Neil: The full story did eventually come out and a lot has been said on Bodyline over the years. I don’t think there’s anything particularly new to add, but we still get plenty of students coming into the library and archive here to look at Bodyline, its political aspects because of course it had a knock-on effect for the relationship between the nations of Australia and Britain which had probably taken a hit ever since Gallipoli. This didn’t help. Anyway, it’s still a focus for study in in cricket history, but just going back to what we talked about on the top of the pavilion.

We have here the bat that was used by Albert Trott to make that fantastic hit. A Courbet bat made in London and if you look at its profile you’ll see it’s really pretty thin. Edges of no more than a couple of centimetres thick, not much of a hump at the back. right next to it we have a bat that was used by Kumar Sangakkara  of Sri Lanka to make it his first Test hundred here at Lord’s two or three years ago, and comparing the two it’s really like a match stick next to a railway sleeper, and this is the sort of bat, the Sangakkara bat is the sort of bat that pretty much all players use in cricket today and you would think it would be capable of striking a ball much further than Trott’s bat ever could have been.

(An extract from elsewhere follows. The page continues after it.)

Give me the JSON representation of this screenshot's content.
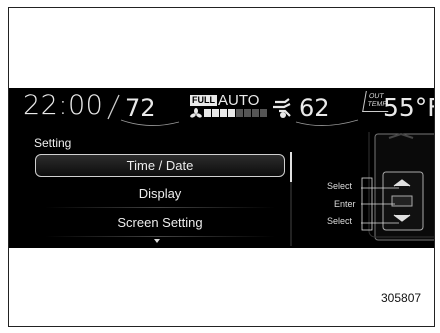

Trott was actually well known for using a heavier bat than most of his contemporaries so this was quite a heavy bat by its standards, but it doesn’t look like it now and it’s amazing to think that it was this bat that struck the ball over the pavilion, and hundreds of players using bats like this in recent years have tried and failed, and only really Keiron Pollard, a West Indian batsman was playing for Somerset ever came close. He got it over the apex of the roof but it struck the back wall of the roof terrace and didn’t go quite over the pavilion, so he was really close but not quite there.

Mat:  Neil, thank you so much for taking the time to show me around. It’s been absolutely wonderful and the thing that strikes me is this is an evolving ground. The story of Lord’s has been evolving for centuries. What do you think the future of this ground is?

Neil: That’s really difficult to predict. I know everyone who works here now is aware that we have this balance to strike between allowing the ground to evolve just as the game of cricket evolves, and maintaining that sense of heritage of what we are at Lord’s at its heart. That gives me confidence to think that we will manage to retain that sense of being a special place, that of being a heritage venue, within any development that we go through in future. People still find this a fascinating place to come, even visitors from other parts of the world who maybe aren’t as interested in the historical side because it is such a prominent place within the world of cricket. Even though the game isn’t controlled from Lord’s in the same way as it was a hundred years ago, but it’s still a significant institution and it’s still a significant part of what makes cricket a special game. So as long as people around the world manage to retain that sense of Lord’s being a special place, then it will be a place that people want to come

Mat:  It certainly is a special place. I do encourage people to come here when they’re in London, whether to a game or even just to do the tour of the behind-the-scenes like we’ve done here today. Neil, it’s wonderful. Thank you so much for your insights and for showing us around. It’s been just extraordinary.

Neil: It’s been a pleasure, Mat. Very nice to have you here.